Aku jatuh hati pada sosok monster yang memakai topeng My little pony tersenyum manis sambil menyodorkan pisau di atas nadiku, yang sekali-kali akan menghilangkan sebagian tanganku. Pangeran pemikat wanita yang amat sangat rupawan. Jung Jaewon. Bunga yang tertiup angin bahkan menari-nari menyambut kedatangannya, oh betapa tidak manusiawi dirinya sangat mengingat dengan tega membisikkan bahwa ada yang lebih menarik ketimbang diriku, kemudian menamparku.
"seorang pria yang memikatku.." begitu katanya.
-Jungwoo-
Ia masih terdiam dalam raga yang penuh keganjilan, entah pilihan apa ini? Dihabisi oleh para preman sekolahnya atau babak belur oleh kakaknya sendiri? Tentu keduanya bukan pilihan yang lebih baik. Jungwoo hanya ingin hidup tenang untuk sejauh ini. Ada keinginannya menjalin hubungan sosial dengan beberapa teman dan membayangkan bagaimana ia bisa bercanda ria di atap sekolah sambil merasakan hembusan angin yang akan menerbangkan rok para anak gadis, kelihatannya menyenangkan dan dia- dan juga beberapa temannya-kemudian mulai menggoda murid perempuan. Kemudian mendapatkan satu untuk jadi tambatan hati, memulai kencan pertamanya dan begitulah keinginannya. Tapi ini sungguh cerita naas yang berimbas kepada Jungwoo yang sebenarnya tidak berpihak pada siapapun, bahkan dirinya sendiri tidak berada dibawah naungan sang kakak. Seingatnya, beberapa hari yang lalu ia hanya membela dirinya saat perkelahian yang juga melibatkan kakaknya, padahal dia berlari berlawanan arah dengan sang kakak saat kabur. Dia melakukannya untuk dirinya sendiri, karna kakak perempuannya adalah seorang pembuat onar yang selalu terlibat dalam semua masalah. Tapi disisi lain ia merasa ada suatu kewajiban melindungi kakaknya yang sungguh sialan itu, tapi dirinya benar-benar tidak menginginkan sebuah bencana besar nantinya.
Selama langkah kakinya menuruni tangga stasiun ia menahan gemetar, dirinya agak sedikit takut untuk pergi sekolah. Ia tidak bisa menghiraukan semua kejadian yang terus-terusan terngiang di kepalanya. Rasanya seperti candu, tapi bukan atas kemauannya sendiri. Dia tak ingin terjerumus pada lubang yang sama dengan sang kakak, ia tak ingin pengasingan yang lebih jauh lagi. Ia tahu mungkin sebentar lagi Neneknya itu akan mengirim mereka berdua ke panti asuhan karna kelakuan buruk sang kakak yang tak pernah surut, tidak seharusnya dengan dia. Cukup si kakak. Berandalan itu harus benar-benar pergi agar hidupnya lebih tentram. Bahkan tanpa sang kakak ia masih bisa menjalani hidup ini, karna kelak ia akan menjadi seorang pria yang menjadi pekerja kantoran, menjalani wajib militer sebagaimana kewajiban di negaranya, mengencani seorang wanita dan kembali bersama saudara-saudaranya yang lain. Sekarang dia hanya harus pergi ke sekolah berikan surat tersebut kepada wali kelas kakaknya dan menjalani aktivitas di sekolah seperti biasanya.

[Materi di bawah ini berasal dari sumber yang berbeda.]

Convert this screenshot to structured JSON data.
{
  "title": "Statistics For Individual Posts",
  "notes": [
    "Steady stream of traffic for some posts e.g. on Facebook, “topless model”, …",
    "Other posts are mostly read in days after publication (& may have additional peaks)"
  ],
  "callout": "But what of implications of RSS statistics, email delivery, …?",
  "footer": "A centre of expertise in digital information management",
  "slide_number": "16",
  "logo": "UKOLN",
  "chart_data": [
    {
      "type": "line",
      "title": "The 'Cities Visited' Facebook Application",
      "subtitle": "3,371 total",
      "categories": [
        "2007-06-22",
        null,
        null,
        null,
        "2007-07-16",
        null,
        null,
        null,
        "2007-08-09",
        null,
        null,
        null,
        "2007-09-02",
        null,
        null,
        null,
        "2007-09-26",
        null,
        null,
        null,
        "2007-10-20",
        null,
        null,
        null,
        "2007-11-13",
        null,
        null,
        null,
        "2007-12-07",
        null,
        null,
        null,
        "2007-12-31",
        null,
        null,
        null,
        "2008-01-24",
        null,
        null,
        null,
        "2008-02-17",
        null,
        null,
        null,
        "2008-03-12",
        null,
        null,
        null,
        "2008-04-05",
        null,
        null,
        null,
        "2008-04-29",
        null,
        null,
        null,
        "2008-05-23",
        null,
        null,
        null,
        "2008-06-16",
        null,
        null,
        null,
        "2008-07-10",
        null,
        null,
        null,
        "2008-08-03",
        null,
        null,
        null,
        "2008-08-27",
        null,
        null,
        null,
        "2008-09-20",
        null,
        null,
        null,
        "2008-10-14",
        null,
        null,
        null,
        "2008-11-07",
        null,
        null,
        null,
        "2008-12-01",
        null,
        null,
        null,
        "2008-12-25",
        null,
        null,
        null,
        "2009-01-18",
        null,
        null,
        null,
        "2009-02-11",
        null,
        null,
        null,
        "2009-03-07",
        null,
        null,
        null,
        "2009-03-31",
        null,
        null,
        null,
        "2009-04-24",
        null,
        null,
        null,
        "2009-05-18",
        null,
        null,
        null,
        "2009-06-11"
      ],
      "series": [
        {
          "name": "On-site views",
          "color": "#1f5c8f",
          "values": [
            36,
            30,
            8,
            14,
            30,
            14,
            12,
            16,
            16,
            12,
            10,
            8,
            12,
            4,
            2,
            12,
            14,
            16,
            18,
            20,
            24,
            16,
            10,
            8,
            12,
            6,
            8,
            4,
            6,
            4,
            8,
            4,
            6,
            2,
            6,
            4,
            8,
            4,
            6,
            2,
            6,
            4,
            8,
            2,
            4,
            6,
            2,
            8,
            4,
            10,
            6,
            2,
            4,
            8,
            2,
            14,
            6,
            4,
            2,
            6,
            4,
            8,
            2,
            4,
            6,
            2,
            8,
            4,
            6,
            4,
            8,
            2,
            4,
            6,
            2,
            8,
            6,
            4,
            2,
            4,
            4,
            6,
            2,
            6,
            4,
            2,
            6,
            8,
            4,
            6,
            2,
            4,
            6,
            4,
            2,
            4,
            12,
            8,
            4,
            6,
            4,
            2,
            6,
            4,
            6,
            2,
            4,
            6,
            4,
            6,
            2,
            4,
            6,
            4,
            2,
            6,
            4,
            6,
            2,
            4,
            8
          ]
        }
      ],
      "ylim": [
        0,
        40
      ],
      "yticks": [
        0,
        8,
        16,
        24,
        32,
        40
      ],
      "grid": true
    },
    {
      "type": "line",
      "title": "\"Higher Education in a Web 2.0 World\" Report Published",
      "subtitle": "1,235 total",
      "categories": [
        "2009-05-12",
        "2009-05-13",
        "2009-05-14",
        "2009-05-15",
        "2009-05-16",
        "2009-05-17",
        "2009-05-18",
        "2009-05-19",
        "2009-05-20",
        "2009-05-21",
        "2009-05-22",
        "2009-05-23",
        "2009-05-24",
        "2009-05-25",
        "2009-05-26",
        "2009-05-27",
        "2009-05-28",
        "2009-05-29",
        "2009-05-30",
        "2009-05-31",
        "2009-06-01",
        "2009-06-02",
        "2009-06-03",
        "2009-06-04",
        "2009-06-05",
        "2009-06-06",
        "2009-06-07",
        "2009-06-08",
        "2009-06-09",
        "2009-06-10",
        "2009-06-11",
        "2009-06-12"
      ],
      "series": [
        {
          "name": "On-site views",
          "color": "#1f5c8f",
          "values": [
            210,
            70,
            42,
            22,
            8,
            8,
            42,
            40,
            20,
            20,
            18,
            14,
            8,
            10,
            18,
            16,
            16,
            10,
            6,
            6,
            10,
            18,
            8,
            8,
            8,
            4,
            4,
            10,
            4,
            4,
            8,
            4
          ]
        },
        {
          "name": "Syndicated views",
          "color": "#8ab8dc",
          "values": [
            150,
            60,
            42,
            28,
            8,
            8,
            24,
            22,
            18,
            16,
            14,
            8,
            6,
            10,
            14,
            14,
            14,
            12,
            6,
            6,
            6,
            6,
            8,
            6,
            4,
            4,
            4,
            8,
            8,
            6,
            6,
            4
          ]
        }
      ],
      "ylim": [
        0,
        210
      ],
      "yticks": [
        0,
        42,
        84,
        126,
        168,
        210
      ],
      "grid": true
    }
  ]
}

Jungwoo yakin Jika ia berpisah dengan si kakak kelak, dia akan membuat kisah hidupnya menjadi sedikit lebih baik dari sebelumnya, entah itu hanya sepertiga dari kehidupan sebelumnya, setidaknya dia memerlukan sebuah perubahan.
Dan sekarang hampir pukul setengah 9, ia baru mendapatkan bus ke arah sekolahnya. Setelah bergelut dengan pemikirannya sendiri yang setiap waktu terus bercabang, ia lantas menarik ujung tali ranselnya dan menarik nafas sesaknya yang tertahan sedari tadi. Menyakinkan atas apa yang sedari tadi terus direnungka olehnya. Awali cerita yang lebih baru hari ini.
"Ayolah, man!" Begitu cara dirinya menyemangati dirinya pagi ini. Bahkan ada beberapa bulir keringat di pelipis yang menanti di seka oleh angin.
Ia lantas menaikinya tanpa ragu dan bertemu dengan beberapa murid dari sekolahnya, tentu dari seragamnya. Ia mengenali salah seorangnya yang dulu sempat berada dalam tim sepak bola yang sama,
"Jay!" panggilnya begitu.
"Oh, Jung!"
Dari sapa menyapa, mereka pun terlibat sebuah pembicaraan yang memiliki topik lumayan menarik sampai melupakan ketegangan yang Jungwoo alami.
Sesampainya di sekolah, langkah kakinya yang sejak jauh-jauh tadi gusar kini melangkah dengan entengnya bersanding dengan tungkai Jay. Mereka melangkah beriringan dengan beberapa temannya, tanpa beban dan diselingi sebuah obrolan yang menyiratkan sebuah senyum diantara keduanya.
"Kalau bukan karna cedera aku tak akan pernah berhenti berlari mengejar bola. Semenjak itu aku juga berhenti dalam kegiatan lainnya. Lomba lari, kalau tidak ada cedera aku yakin dapat menduduki peringkat satu." Jungwoo ingat betul bagaimana seorang Jay yang saat itu berlari dari sudut lapangan dan tiba-tiba mencetak gol, walau akhirnya pada semi final mereka kalah setidaknya mereka sempat meraih mimpi yang sama sejauh itu. Jay adalah orang yang sederhana dan gigih dalam melakukan sesuatu yang dia sukai. Bahwasanya Jay tidak sendirian, ia adalah salah satu orang dari banyak yang sempat mencicipi manisnya kehidupan walau akhirnya ia akan benar-benar jatuh pada sebuah pilihan yang menyesakkan.
Lantas Jungwoo meraih pundak Jay untuk mensejajarkan langkah kaki mereka. "Aku tahu kenapa, itu adalah peringatan untukmu agar tidak terlalu banyak melakukan hal yang berlebihan. Masih ada banyak kegiatan yang harus kau lakukan, seperti halnya membantu ayahmu."
"Yah, benar saja, Jung! Ayahku bahkan sangat senang kalau aku pulang lebih awal. Terkadang memang apa yang terbaik untuk kita bukan pula yang lebih baik untuk orang lain."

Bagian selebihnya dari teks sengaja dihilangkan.